Some schools emphasize elegance and artistry in forms, while others concentrate on practical self-defense and close combat. Certain styles specialize in striking, others in grappling and submissions. There is huge diversity in terms of weapons training as well, from swords to knives to staves. However, most styles integrate both defensive and offensive techniques that flow smoothly between positions.
Traditional Weapons of Silat
In addition to empty hand techniques, pencak silat schools often instruct in the use of weapons, both as a cultural heritage and practical skill. Traditional arms include the karambit (curved blade), kris (dagger), sword, stick, staff, kerambit (claw dagger), golok (machete) and chain weapons. Long staves are used both solo and with a partner for sparring.
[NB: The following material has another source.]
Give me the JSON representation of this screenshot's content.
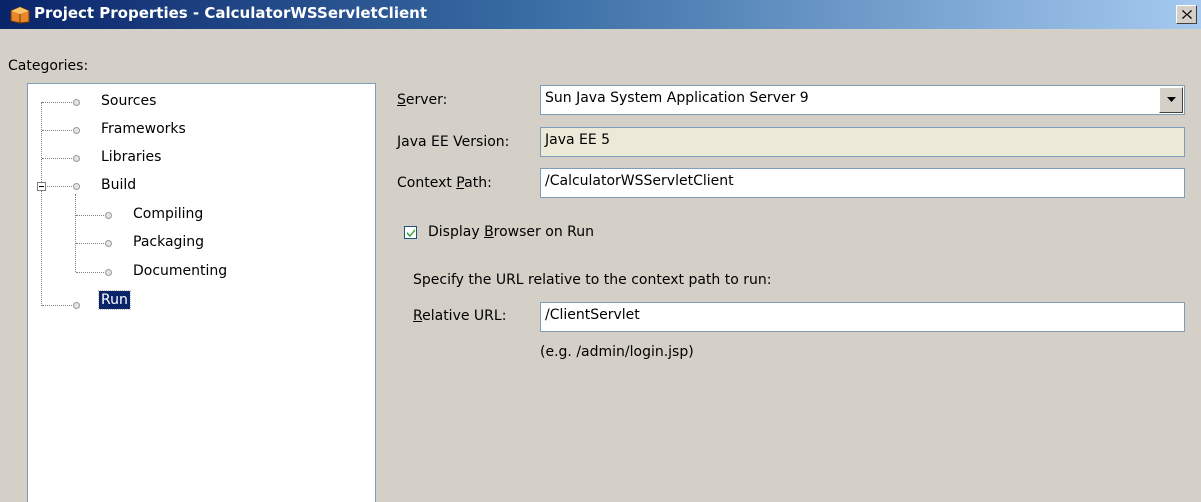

Students first learn solo forms and movements to master grips, stances, and striking techniques before moving on to partner drills and controlled sparring. Weapons practice develops control, timing, accuracy, coordination, and tactical thinking. By training with both long and short weapons in different ranges, silat students gain an advanced understanding of combat principles applicable throughout the martial arts.
Competitive Pencak Silat
In the 1920s, silat masters from different styles developed standard competition rules so practitioners could test their skills against one another. Matches feature two fighters facing off looking to score points through strikes, throws, sweeps and takedowns. Victory can also be achieved via submission or knockout.
Modern competitive pencak silat takes place on a matted court with protective gear. The repertoire of attacks is more limited compared to traditional silat taught for real-world self-defense. However, matches showcase trained athletes using silat techniques at full speed and power. Through tournaments, pencak silat lives on as an active global sport that displays the striking, evasiveness, and versatility distinctive to silat.
A Lasting Cultural Heritage
Beyond its effectiveness in combat, pencak silat also embodies deeper meanings regarding Southeast Asian culture and society. Training develops important values of patience, awareness, respect, and balance. Learning silat facilitates physical and mental growth as part of a lifelong journey.
With hundreds of styles tied to particular islands, ethnic groups, and villages, silat represents a vital product of Southeast Asia’s diverse heritage. As silat gains more international exposure, its traditions carry forward as both a regional point of pride and a global martial arts phenomenon. The beauty, creativity, and lethality captured in pencak silat will continue to inspire new generations of practitioners in Indonesia, Malaysia, and beyond.